吉村 北平はまだいいが、奥地の大同、包頭、張家口の連中はまったく孤立無援になる。平綏(すい)線を絶たれたらそれまでだ。

東 日本の事件不拡大の方針もいいが、あまり隠忍自重は相手に乗ぜられる。すでに日本兵は27、8名の死傷者を出している。

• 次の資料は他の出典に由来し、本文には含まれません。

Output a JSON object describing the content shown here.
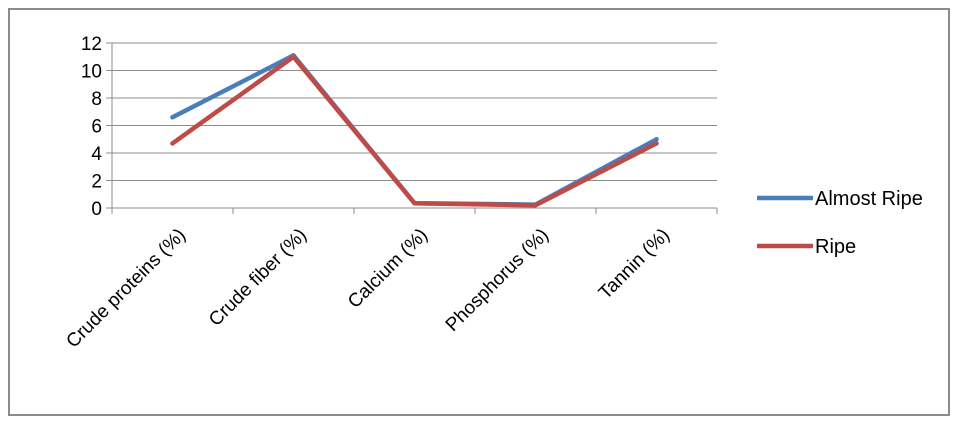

松本 列国は静観しているが油断はならない。そのうちに英国が何とか言い出すだろう。

東 帝国の所定方針は断乎としている。支那側が反省しない以上、欲しない一戦でもやらねばならない。支那も各方面で改革され、実力を過信している。日章旗は勇猛心を奮い立たせてくれる。日本は全くありがたいなあとしみじみ思う

 

松本 賀さんなど皆さんのお気持ちがよく分かりました。皆さんのような思想を持っておられる方々には、今が一番大切な役割を果たしていただかねばならない時だと思う。

389 賀 協力して暗雲を一掃することに努力する。お互いに軽挙妄動は戒めましょう。

吉村 日本人がいかにやられても、日本にいる支那人に対して日本人が危害を加えるようなことはしませんからその点は安心してください。(関東大震災の時の中国人殺害の事実を知らないのだろうか。)日本人は決して支那を憎んだり、支那人を敵対視したりしていない。